そこで登場するのが、HP Print AIだ。生成AIによる対話インタフェースを用いることで、レイアウトを印刷に最適な形にして出力してくれる。
気に入ったレシピがWebサイトに掲載されていて、これを保存しておくために印刷しようとしたところ、文章や写真が印刷上適切な形では配置されておらず、無駄なページを大量に出力してしまった――そんな経験をしたことがある人もいるだろう。
ここでHP Print AIを使うと、ページ内容を理解し、ユーザーのプロンプトによる指示に合わせて、印刷に最適な形での出力を提案してくる。例えば写真を多めに配置したり、テキストの部分にレシピのポイント(要点)や作業手順のみを箇条書きで抜き出したり、要点を見やすく再配置したりといったことができる。
印刷に最適化されたレイアウトとなるため、無駄なページを印刷することもなくなる。
同様の悩みは、作業用にスプレッドシートを広く使いたい一方で、出力となるとさらなる調整が必要な表計算アプリ(Excelなど)でも生じがちだ。普通に印刷すると無駄が多くなりがちなので、オブジェクトやチャートを手作業で再配置する必要になる。
しかし、これもHP Print AIが最適化して、印刷に適した出力を提案してくれる。インクを無駄遣いしないための省力印刷などの指示も可能で、印刷ツールとして非常に有用だ。

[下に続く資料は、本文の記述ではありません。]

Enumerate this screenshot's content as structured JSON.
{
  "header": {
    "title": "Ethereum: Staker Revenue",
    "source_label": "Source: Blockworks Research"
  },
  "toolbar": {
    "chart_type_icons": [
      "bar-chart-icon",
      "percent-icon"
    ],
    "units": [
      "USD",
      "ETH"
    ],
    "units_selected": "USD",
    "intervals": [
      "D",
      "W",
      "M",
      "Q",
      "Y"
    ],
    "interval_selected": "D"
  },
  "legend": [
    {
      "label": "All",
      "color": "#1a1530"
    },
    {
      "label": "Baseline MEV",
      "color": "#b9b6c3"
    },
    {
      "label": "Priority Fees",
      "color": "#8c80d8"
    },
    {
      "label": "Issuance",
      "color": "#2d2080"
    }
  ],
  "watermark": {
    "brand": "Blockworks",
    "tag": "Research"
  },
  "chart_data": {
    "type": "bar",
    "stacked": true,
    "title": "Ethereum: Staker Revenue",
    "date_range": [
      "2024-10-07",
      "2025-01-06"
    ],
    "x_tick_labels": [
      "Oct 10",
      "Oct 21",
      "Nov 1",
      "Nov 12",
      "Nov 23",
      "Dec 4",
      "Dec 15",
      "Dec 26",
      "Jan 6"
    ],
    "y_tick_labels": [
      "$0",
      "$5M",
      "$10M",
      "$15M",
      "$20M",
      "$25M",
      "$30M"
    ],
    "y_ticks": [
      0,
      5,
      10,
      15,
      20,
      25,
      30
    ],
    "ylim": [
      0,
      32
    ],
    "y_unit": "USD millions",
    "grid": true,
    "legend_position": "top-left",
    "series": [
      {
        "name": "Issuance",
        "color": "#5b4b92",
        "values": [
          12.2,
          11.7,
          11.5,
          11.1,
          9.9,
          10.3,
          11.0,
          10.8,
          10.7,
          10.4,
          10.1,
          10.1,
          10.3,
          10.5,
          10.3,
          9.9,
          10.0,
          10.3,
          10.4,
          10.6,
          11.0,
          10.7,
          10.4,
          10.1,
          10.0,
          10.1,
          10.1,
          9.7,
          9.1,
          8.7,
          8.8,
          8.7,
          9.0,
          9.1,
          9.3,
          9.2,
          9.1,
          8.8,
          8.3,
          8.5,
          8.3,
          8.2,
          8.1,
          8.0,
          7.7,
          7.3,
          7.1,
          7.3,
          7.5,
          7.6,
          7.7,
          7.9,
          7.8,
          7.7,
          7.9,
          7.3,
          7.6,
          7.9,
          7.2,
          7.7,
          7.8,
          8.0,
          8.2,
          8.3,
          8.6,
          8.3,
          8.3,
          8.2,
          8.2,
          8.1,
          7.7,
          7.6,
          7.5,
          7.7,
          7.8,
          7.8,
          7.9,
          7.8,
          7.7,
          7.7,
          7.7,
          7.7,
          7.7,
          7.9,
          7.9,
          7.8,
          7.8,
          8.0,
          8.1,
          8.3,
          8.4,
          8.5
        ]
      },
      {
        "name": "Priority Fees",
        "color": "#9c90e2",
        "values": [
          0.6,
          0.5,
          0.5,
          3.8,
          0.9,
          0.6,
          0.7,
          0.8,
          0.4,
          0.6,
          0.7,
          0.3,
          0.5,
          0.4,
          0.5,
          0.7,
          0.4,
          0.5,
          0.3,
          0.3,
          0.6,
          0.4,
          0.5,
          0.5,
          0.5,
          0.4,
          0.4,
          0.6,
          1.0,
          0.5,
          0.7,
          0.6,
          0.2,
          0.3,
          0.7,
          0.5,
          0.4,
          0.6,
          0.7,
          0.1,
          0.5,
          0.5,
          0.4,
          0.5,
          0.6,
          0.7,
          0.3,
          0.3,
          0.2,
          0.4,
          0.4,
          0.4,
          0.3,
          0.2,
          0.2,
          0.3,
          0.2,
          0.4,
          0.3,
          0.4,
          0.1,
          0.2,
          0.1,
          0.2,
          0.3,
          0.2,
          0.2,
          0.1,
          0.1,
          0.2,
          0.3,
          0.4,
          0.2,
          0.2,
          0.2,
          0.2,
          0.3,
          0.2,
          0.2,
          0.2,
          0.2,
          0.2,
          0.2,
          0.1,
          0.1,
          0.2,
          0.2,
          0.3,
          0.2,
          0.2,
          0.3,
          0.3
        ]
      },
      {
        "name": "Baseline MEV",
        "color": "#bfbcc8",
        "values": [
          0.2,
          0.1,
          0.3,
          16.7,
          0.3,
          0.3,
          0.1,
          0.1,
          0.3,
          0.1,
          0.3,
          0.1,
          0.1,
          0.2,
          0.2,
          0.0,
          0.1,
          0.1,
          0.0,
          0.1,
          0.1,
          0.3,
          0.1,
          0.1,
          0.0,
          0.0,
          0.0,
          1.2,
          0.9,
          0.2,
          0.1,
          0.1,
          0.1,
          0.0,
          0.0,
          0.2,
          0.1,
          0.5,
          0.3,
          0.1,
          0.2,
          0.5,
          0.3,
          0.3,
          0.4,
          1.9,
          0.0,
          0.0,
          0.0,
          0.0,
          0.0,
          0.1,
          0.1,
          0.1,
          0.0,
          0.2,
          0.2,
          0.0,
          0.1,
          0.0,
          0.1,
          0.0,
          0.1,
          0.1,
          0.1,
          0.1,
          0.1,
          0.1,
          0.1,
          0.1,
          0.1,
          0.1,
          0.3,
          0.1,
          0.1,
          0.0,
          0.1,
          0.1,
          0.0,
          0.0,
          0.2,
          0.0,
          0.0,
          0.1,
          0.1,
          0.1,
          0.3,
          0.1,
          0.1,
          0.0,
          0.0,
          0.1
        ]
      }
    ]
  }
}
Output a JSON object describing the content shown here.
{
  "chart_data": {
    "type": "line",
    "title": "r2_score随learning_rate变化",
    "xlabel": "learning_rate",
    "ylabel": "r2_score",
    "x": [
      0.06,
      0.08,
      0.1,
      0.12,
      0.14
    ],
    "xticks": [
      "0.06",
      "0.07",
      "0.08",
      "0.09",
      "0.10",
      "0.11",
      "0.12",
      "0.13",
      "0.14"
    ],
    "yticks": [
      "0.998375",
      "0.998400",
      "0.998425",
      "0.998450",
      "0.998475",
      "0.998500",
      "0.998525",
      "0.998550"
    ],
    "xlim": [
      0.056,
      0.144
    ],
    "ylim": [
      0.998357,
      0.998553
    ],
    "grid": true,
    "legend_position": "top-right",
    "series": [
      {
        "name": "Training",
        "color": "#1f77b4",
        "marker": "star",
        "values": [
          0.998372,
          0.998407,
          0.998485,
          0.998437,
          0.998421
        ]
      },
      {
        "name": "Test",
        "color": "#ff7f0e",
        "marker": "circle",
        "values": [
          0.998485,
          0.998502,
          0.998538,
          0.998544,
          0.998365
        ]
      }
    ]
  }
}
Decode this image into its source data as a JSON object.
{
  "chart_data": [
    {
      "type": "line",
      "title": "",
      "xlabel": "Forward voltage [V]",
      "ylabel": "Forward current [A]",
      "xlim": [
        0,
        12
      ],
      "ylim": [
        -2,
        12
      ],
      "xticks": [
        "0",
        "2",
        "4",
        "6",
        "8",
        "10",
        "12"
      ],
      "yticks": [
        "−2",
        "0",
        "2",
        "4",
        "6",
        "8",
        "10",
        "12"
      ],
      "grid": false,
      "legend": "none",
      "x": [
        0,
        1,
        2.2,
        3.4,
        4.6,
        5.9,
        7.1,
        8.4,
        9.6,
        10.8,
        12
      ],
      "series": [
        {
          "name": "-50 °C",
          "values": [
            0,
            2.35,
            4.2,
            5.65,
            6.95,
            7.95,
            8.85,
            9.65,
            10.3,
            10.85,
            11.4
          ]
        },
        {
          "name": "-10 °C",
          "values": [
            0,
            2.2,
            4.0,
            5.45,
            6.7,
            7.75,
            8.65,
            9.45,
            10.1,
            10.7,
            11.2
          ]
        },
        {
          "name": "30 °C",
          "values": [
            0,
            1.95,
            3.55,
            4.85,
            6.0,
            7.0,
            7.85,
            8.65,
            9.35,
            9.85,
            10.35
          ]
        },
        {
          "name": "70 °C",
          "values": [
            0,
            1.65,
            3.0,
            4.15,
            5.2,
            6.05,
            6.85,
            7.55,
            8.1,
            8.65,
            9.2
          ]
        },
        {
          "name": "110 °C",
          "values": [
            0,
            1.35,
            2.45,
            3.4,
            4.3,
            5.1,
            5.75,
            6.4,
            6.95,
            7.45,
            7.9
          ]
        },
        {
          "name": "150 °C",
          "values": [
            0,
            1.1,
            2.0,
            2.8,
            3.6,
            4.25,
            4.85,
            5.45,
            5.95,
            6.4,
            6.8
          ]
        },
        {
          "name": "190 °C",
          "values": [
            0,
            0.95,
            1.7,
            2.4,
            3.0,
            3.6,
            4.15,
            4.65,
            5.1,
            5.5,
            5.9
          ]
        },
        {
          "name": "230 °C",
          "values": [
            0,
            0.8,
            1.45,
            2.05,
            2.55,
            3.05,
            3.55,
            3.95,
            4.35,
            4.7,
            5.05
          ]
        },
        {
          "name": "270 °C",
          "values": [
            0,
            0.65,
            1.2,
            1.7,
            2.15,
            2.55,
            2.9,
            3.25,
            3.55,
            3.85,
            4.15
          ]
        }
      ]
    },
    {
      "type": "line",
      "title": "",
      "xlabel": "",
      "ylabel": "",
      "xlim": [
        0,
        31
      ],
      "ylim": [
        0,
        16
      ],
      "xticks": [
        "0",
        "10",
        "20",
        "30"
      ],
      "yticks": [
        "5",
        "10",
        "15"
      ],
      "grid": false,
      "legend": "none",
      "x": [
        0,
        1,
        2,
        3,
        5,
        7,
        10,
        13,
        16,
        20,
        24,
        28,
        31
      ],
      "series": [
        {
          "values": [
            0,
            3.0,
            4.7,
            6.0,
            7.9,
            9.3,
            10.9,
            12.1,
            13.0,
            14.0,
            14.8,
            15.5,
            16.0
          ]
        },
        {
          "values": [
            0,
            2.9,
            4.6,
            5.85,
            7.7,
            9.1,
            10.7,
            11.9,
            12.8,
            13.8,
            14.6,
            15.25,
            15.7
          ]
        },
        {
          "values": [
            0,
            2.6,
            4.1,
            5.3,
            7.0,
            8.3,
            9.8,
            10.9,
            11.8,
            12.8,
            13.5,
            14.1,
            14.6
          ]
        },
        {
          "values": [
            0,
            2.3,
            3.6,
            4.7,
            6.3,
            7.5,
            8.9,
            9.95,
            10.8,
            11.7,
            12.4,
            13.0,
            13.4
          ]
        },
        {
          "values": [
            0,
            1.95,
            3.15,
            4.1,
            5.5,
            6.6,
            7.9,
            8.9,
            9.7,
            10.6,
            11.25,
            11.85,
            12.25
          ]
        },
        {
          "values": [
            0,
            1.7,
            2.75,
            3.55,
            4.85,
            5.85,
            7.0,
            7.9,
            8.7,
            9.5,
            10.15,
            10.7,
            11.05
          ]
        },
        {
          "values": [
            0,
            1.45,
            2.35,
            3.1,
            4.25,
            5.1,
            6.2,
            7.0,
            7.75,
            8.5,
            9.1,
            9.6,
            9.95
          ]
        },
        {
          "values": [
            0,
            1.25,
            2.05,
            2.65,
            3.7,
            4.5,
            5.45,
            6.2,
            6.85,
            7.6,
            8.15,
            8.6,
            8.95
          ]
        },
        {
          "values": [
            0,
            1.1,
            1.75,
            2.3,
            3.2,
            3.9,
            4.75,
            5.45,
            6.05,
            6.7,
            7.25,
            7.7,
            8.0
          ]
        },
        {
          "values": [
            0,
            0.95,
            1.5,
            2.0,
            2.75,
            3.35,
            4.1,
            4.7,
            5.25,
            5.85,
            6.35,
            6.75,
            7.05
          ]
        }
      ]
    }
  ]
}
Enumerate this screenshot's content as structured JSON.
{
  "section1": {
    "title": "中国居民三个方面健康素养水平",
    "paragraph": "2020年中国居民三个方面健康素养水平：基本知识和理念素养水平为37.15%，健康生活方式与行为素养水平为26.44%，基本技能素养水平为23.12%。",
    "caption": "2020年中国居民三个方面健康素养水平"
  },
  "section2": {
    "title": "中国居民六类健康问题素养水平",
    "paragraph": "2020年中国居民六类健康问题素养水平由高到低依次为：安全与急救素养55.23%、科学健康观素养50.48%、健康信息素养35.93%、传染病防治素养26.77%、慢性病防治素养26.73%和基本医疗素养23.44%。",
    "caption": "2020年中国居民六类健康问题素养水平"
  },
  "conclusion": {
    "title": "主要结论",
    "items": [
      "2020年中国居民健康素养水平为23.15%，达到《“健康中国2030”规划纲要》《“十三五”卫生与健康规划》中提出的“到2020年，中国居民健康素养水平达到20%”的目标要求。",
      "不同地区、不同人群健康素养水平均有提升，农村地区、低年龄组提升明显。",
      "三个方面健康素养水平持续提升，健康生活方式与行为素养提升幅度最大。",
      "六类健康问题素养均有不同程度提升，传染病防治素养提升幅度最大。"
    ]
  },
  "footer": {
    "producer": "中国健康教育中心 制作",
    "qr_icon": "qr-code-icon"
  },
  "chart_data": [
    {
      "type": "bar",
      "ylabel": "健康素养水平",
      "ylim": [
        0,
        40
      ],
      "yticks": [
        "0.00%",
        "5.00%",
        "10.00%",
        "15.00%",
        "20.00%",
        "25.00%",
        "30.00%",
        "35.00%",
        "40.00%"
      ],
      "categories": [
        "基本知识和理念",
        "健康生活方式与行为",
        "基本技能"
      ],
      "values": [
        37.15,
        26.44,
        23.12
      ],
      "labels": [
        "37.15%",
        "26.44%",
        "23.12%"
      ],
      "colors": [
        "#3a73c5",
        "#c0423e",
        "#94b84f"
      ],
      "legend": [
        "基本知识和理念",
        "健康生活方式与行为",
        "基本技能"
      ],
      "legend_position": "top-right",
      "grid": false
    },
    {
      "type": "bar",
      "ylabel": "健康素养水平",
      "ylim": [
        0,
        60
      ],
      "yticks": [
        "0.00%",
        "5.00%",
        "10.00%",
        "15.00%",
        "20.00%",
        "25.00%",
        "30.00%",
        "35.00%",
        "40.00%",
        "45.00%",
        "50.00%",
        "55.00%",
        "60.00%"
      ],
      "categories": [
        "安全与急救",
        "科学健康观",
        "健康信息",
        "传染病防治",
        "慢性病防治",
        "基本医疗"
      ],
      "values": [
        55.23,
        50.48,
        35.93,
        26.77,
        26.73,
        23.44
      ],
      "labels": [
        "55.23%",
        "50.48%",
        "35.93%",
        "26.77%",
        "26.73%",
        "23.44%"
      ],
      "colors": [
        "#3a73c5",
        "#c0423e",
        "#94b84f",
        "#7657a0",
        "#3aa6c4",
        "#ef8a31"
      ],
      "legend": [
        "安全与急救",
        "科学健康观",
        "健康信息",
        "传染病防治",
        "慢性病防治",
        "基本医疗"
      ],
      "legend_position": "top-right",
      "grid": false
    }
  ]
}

強いて難点を挙げると、本機能は英語のドキュメント類を想定しており、日本語を含む他言語への対応はそれほどなされていない。また、本機能は最新のHPプリンタのデバイスドライバに統合されているため、利用するには同社製プリンタの購入が必要となる。生成AIを用いたグリーティングカードの作成機能なども提供されるが、素材がまだ米国向けのものが中心だ。
今後は、米国を中心とする英語圏“以外”への最適化が課題となる。